Türkiye'nin her yerinden avukatların kendisini cezaevinde ziyaret ettiğini söyleyen Toktaş, "Takdir sizin ama gelen her avukat suçlamaların yaratı olmadığını söyledi. Yatarı yok. Yatarı olmayan şeyden ben neden 34 gündür tutukluyum. Savcı beyin soruşturmasını başlatabilmesi için şikayet gerekiyor. Ses kaydı şikayete tabii bir suç. Resen başlatılan bir soruşturma var, daha sonra şikayetçi bulunuyor.
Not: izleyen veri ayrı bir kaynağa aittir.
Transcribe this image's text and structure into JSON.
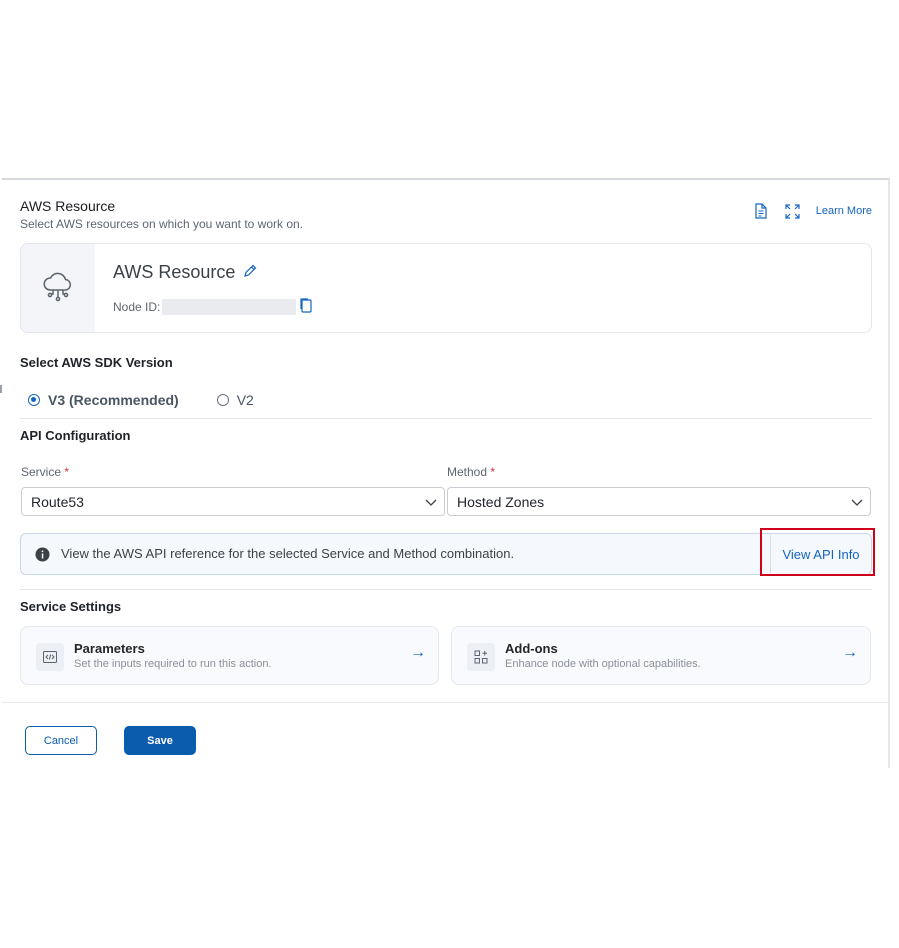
{
  "header": {
    "title": "AWS Resource",
    "subtitle": "Select AWS resources on which you want to work on.",
    "learn_more": "Learn More"
  },
  "node": {
    "name": "AWS Resource",
    "id_label": "Node ID:"
  },
  "sdk": {
    "label": "Select AWS SDK Version",
    "options": [
      {
        "label": "V3 (Recommended)",
        "selected": true
      },
      {
        "label": "V2",
        "selected": false
      }
    ]
  },
  "api_config": {
    "label": "API Configuration",
    "service_label": "Service",
    "service_value": "Route53",
    "method_label": "Method",
    "method_value": "Hosted Zones",
    "required_mark": "*"
  },
  "info": {
    "text": "View the AWS API reference for the selected Service and Method combination.",
    "button": "View API Info"
  },
  "service_settings": {
    "label": "Service Settings",
    "tiles": [
      {
        "title": "Parameters",
        "subtitle": "Set the inputs required to run this action.",
        "icon": "code-icon"
      },
      {
        "title": "Add-ons",
        "subtitle": "Enhance node with optional capabilities.",
        "icon": "add-ons-icon"
      }
    ]
  },
  "footer": {
    "cancel": "Cancel",
    "save": "Save"
  },
  "colors": {
    "accent": "#1565c0",
    "primary_button": "#0b5cad",
    "required": "#d32f2f",
    "highlight": "#d0021b"
  }
}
O şikayet de barışlar hakkında, ne benimle ne de Kürşat ile ilgili bir şikayet yok. Usuli hata var, büyük bir ciddiyetsizlik. Bunu bir gazeteci olarak ben teşhis ediyorsam bu savcı için utanç verici olmalı. Bilirkişinin ifadesi var, diyor ki, 'Bakırköy'de bir davada bilirkişilik yaptım ama dosya numarasını hatırlamıyorum, mahkemesini de hatırlamıyorum' diyor. Adalar'ı kimse bilmiyordu kanuoyu ondan öğrendi. Bilmediğimiz dosyalarda kimi nasıl etkileyebiliriz" ifadelerini kullandı.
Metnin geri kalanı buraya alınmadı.